-
Affirmative.
In all honesty until you change your cam or add some other big airflow improvements I wouldn't suggest messing with the stock VE table. Improving on what the factory did is going to be a tall order unless you've got access to a load cell dyno. You can make global rich / lean adjustments by scaling your cylinder volume constant.
EDIT: Oh, and another possible cause for more air getting into the engine than the MAF is measuring is... vacuum leak?
-
Understood. I won't mess with the VE tables while in the stock configuration.
Vacuum leaks are much more influential under light load and the fuel trims are fine there.

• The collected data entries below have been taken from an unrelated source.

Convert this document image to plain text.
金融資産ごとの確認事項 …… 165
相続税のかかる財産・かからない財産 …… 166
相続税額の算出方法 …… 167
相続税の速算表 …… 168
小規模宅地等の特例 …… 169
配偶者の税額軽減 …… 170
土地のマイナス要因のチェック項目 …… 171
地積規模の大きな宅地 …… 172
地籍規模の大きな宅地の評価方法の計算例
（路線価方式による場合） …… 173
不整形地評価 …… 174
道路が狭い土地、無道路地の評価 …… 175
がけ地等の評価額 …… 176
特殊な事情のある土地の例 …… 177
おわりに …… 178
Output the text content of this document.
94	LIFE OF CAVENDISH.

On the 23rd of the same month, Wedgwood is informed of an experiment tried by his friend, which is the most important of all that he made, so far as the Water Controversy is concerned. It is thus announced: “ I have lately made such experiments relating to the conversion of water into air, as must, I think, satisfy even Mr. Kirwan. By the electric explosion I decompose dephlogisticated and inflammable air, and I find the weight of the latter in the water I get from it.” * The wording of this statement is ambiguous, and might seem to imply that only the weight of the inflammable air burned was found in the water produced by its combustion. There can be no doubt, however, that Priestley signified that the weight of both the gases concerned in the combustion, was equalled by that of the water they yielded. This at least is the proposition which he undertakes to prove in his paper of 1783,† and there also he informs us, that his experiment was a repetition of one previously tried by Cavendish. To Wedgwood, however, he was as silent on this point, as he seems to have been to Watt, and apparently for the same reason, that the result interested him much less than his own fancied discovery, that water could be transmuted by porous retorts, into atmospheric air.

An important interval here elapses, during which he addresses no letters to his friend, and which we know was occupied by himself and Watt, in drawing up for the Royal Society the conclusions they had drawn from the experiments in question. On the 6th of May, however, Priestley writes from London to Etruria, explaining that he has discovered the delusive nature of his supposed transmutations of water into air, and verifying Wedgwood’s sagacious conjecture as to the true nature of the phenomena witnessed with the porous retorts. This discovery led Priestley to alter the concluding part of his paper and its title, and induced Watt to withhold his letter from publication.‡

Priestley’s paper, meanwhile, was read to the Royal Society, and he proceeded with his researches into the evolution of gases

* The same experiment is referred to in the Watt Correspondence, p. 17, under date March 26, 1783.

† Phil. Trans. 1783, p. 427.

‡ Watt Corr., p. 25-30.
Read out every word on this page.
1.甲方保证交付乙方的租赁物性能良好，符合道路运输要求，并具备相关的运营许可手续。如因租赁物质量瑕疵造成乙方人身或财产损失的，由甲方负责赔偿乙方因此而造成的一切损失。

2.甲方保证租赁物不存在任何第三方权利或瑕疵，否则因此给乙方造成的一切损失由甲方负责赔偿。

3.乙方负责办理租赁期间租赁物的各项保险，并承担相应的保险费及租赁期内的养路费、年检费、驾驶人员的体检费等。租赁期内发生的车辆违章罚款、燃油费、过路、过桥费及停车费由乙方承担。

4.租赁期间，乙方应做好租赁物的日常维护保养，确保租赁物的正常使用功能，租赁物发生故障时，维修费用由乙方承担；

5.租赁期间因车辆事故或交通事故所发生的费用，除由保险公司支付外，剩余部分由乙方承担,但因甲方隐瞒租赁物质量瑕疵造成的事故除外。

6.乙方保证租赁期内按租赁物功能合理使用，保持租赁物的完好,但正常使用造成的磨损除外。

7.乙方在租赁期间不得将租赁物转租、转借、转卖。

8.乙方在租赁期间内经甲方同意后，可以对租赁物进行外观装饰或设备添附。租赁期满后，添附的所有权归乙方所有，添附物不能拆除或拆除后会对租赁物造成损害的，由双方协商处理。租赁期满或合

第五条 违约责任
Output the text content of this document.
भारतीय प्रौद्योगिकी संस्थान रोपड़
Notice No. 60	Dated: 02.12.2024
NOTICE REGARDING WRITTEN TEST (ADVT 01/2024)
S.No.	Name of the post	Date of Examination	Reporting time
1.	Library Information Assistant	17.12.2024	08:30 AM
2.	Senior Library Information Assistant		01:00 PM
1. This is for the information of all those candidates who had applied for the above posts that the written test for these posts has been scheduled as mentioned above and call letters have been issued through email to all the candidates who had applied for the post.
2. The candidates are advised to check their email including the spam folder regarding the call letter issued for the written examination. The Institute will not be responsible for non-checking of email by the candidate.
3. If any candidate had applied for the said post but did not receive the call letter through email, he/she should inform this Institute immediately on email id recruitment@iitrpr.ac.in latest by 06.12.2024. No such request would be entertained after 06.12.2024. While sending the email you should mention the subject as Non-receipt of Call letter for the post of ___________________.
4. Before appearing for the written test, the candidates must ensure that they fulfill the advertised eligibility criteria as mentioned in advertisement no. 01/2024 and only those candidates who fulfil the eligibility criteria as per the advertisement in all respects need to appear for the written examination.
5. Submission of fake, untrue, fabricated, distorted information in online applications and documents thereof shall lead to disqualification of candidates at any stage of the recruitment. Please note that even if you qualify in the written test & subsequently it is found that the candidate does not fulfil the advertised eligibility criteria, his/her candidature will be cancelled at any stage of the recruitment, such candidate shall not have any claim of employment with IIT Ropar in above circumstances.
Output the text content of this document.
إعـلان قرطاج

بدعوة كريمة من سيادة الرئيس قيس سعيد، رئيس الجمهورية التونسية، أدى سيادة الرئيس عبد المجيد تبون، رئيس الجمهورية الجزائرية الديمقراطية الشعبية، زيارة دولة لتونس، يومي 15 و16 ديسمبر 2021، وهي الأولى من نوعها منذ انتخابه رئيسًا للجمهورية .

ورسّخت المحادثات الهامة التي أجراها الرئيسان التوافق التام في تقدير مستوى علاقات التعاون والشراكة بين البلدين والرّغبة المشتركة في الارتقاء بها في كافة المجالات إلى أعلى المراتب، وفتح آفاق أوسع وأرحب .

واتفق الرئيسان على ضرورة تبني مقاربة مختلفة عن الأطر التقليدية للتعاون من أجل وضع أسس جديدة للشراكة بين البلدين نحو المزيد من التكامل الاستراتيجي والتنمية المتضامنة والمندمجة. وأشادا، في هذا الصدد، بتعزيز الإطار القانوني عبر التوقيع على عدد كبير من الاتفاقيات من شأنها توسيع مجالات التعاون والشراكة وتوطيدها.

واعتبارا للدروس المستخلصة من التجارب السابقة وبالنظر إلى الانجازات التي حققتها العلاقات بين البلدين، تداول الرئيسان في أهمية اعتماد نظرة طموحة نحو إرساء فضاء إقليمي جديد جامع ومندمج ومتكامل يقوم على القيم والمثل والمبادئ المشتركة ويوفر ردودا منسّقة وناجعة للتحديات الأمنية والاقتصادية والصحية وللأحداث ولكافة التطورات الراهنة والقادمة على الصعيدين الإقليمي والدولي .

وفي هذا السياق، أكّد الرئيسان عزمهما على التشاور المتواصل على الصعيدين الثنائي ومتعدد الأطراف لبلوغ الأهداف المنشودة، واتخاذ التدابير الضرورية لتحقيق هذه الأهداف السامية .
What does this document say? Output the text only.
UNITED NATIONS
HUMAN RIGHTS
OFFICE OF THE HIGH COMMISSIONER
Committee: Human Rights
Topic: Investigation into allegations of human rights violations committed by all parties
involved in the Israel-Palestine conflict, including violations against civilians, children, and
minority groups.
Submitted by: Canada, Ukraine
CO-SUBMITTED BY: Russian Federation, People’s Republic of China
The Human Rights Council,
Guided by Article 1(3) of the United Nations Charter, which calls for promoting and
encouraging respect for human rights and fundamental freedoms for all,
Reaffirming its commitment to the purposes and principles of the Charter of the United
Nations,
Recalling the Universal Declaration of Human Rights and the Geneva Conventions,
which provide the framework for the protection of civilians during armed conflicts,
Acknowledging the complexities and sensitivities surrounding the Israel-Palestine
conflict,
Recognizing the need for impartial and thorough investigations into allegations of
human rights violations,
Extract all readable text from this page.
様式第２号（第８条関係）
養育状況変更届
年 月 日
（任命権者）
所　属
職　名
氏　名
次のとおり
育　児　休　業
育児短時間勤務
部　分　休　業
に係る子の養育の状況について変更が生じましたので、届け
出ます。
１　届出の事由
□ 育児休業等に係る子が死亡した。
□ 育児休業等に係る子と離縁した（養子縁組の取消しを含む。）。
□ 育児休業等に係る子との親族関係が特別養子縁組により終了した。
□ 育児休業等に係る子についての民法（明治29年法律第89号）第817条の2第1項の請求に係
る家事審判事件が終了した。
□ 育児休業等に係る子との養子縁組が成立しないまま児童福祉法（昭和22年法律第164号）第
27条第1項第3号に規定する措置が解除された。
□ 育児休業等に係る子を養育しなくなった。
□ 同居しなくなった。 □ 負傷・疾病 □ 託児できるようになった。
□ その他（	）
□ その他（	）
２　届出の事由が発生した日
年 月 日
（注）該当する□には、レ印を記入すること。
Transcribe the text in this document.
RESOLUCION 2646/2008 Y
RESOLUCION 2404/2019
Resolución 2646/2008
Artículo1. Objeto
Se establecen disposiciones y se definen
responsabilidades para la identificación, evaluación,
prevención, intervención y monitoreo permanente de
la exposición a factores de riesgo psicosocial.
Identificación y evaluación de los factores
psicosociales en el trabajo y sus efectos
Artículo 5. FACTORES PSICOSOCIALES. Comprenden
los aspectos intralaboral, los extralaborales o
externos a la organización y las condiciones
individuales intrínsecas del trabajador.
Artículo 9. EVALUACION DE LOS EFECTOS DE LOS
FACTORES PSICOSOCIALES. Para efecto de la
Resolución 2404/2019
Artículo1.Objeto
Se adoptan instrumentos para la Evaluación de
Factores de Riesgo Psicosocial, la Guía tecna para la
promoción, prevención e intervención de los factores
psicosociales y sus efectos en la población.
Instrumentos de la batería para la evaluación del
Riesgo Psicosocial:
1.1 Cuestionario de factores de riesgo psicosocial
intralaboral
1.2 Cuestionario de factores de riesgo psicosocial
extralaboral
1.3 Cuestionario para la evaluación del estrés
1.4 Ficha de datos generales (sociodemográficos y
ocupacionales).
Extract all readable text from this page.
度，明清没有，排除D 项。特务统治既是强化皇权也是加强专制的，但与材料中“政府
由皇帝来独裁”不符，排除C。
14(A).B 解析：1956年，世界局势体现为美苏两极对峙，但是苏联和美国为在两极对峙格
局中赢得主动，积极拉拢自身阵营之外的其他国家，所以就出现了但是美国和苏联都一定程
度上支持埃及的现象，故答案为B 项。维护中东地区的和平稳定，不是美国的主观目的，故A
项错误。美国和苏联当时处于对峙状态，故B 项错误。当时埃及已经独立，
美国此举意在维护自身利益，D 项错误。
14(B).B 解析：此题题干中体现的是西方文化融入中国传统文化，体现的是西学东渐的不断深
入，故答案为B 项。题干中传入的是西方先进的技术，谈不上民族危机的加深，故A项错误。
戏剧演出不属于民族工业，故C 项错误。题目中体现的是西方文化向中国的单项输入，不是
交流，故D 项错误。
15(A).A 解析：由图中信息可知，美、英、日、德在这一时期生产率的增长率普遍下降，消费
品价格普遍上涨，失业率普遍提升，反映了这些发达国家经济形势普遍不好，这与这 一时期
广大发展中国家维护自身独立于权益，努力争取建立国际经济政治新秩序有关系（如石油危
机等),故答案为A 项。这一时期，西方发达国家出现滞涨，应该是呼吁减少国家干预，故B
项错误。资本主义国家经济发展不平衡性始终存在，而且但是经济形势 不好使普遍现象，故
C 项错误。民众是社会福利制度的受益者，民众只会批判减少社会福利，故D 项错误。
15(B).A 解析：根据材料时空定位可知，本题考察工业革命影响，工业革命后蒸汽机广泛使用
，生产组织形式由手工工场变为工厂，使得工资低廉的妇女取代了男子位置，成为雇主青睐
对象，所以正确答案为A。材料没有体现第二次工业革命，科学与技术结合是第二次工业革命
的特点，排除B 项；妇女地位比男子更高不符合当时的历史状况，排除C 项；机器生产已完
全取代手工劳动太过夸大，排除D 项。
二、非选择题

I've had the MAF sensor off the car for cleaning and the rubber boots look to be in very good condition so I doubt air is bypassing the MAF. If it were lean everywhere I might fiddle with the cylinder volume constant, but it's only above 40 kPa between 1000 and 2500 RPM that it seems to be lean. I'm going to go for a drive to see if cleaning the MAF had a positive effect.
-
Just to clarify, the cylinder volume constant only impacts the speed density calculations. I believe the MAF fueling calculation doesn't need to know anything but the injector constant.
-
Another idea just crossed my mind - has your MAF had the honeycomb removed (aka descreened)? That would throw the calibration off.
-
MAF screen is intact.
I was thinking about fuel pressure and checked the vacuum line to the regulator. But if the pressure were high at low load the PCM would have to pull fuel then rather than add fuel under load.